The report was the result of a 2023 project EPIC launched to study California and other jurisdictions that have "adopt[ed] risk assessment requirements," ensuring they serve as "genuine instruments of accountability." Activities of the California Consumer Privacy Act (CCPA) concerning automated decision-making systems (ADS) were also studied.

The report found "risk assessments are a key accountability mechanism that can help ensure that businesses process personal data or use automated decision systems safely, responsibly, and in ways that minimize the risk of harm to individuals."

When risk is not accounted for, businesses may participate in commercial surveillance that sometimes leads them to commoditize consumers' personal data, which may then be aggregated and sold to third parties, EPIC said. The report cited data breaches at PowerSchool data breach (see 2505220037) and Hertz (see 2504150010) as examples of bad consequences of unchecked data collection.

In addition, the report mentioned surveillance pricing and discriminatory advertising as risks associated with unethical mass data collection.

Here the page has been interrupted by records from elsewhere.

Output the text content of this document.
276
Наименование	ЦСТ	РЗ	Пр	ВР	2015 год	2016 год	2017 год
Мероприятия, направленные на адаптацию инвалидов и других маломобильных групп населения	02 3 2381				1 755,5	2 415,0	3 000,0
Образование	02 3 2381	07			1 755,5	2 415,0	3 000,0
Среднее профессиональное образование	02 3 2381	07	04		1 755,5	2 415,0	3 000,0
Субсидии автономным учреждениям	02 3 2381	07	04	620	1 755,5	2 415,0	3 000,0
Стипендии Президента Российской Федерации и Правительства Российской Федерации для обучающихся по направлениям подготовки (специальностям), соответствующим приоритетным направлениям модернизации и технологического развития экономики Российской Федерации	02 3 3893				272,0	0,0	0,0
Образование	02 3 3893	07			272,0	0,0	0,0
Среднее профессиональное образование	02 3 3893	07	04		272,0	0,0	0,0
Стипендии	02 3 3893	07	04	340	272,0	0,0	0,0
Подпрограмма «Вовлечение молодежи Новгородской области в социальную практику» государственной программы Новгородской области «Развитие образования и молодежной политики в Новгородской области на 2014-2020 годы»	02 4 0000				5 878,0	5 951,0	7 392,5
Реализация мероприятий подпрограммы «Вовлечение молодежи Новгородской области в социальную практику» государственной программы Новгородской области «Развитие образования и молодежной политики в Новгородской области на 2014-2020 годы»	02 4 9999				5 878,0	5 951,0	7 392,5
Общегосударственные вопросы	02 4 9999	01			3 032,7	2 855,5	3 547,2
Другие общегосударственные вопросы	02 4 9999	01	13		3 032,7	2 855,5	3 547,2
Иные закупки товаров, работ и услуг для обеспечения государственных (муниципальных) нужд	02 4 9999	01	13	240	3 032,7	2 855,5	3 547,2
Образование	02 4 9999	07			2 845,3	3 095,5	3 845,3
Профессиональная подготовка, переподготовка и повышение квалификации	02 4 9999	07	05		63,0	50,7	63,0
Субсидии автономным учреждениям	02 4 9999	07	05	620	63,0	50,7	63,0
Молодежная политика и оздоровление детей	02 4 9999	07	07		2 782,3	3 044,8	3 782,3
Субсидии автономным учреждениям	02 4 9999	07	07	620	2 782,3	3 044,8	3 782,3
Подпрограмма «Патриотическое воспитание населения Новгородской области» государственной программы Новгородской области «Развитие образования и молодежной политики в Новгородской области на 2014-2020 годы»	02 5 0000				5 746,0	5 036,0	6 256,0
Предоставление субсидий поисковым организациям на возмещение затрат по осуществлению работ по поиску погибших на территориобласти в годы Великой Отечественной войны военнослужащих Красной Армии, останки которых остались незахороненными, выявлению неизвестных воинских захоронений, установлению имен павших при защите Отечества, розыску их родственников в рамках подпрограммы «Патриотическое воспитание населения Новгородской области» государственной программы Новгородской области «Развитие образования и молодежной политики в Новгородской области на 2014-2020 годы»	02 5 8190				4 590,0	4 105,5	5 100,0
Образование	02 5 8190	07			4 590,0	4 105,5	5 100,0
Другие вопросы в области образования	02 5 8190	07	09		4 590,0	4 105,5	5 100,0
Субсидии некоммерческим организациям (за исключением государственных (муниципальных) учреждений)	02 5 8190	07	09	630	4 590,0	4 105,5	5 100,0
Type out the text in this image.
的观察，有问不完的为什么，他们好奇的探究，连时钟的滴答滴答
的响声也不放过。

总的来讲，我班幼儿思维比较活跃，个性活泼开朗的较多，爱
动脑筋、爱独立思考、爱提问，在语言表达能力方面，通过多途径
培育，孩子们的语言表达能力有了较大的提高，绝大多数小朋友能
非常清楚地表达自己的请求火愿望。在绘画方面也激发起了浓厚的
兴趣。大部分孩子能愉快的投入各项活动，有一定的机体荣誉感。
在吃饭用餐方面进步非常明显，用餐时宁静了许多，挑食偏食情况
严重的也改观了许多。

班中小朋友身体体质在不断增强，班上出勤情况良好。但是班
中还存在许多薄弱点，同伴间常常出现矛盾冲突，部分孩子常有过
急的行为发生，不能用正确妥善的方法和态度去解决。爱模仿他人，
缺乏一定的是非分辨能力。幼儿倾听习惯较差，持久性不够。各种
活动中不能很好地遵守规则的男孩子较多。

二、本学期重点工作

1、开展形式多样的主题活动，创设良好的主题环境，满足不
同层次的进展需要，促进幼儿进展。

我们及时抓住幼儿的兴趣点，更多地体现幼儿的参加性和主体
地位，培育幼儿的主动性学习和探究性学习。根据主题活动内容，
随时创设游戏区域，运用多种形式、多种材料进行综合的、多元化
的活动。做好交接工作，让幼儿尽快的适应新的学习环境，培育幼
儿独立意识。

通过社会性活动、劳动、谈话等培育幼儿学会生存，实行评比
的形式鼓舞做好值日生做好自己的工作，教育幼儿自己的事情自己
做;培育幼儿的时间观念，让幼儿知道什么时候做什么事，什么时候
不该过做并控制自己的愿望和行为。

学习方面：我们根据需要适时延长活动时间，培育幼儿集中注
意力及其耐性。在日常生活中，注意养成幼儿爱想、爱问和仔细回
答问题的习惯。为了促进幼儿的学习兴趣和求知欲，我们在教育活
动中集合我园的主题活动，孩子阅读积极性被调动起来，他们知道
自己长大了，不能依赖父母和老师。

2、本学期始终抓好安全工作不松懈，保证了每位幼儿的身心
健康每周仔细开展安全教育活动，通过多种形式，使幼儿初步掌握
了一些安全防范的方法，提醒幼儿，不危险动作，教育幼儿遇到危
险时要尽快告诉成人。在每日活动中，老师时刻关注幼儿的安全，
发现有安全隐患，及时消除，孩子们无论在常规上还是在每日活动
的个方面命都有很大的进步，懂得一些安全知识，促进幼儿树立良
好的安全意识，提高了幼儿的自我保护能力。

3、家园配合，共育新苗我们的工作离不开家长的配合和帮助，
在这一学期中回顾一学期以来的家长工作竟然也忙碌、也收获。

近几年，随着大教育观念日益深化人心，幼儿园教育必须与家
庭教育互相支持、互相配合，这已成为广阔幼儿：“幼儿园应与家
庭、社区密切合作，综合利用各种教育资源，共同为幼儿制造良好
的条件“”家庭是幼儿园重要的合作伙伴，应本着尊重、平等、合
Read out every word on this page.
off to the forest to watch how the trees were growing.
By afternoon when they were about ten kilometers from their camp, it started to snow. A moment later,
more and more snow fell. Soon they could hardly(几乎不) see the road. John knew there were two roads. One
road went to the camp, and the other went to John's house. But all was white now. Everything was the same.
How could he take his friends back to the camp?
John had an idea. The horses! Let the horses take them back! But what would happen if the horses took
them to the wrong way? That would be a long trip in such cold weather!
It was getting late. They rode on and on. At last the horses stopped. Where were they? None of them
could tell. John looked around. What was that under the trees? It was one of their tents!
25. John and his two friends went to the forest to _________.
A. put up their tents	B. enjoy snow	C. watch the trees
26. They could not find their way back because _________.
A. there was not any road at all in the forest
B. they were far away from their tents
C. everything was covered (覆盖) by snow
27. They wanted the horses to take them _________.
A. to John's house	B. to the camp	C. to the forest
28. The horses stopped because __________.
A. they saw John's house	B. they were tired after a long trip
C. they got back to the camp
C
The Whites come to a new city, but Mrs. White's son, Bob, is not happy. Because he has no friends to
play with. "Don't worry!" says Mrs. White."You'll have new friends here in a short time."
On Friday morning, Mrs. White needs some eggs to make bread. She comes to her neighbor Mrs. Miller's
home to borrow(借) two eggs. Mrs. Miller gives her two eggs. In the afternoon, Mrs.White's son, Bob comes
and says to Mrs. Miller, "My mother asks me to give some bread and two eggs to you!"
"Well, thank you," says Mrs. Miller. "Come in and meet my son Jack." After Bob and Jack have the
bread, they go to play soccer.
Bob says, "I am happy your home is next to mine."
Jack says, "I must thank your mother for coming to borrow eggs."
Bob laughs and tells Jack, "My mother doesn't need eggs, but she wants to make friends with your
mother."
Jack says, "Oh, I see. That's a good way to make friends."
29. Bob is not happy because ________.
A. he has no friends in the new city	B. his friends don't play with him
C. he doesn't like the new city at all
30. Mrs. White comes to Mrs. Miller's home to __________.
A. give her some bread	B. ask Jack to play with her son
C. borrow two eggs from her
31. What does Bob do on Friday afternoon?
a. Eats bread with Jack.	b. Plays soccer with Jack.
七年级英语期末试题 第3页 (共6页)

For instance, Consumer Reports recently blasted Kroger for surveillance pricing activities (see 2505210043).

The EPIC study also raised concerns over surveillance in the workplace, law enforcement, housing, education and health care.

In a section about California, the report notes "the strong proposed regulations in the initial draft [of the California Privacy Protection Agency's rulemaking]" were "watered down due to industry pressure, resulting in proposed draft regulations that provide far less transparency and accountability." California Privacy Protection Agency Chairperson Jennifer Urban in May also voiced that concern (see 2505010048).

"Currently, no jurisdiction has adopted an ideal risk assessment framework," the EPIC report said, and "California, with one of the strongest privacy laws in the country, may adopt stripped-down risk assessment requirements that do not even obligate businesses to disclose critical components of the assessment." But "conducting thorough risk assessments can in fact benefit businesses" and "earn consumer trust."

"By implementing thorough risk assessments now, businesses will be better situated to comply with forthcoming requirements and able to develop best practices without a looming compliance deadline," EPIC added. "It is past time that businesses processing personal information demonstrate to consumers that their data practices are not putting [consumers] at risk."

On June 16, during an EPIC webinar about California’s proposed AI and privacy regulations, panelists said transparent risk assessments are the best way of negating privacy and AI harms before they arise (see 2506160049).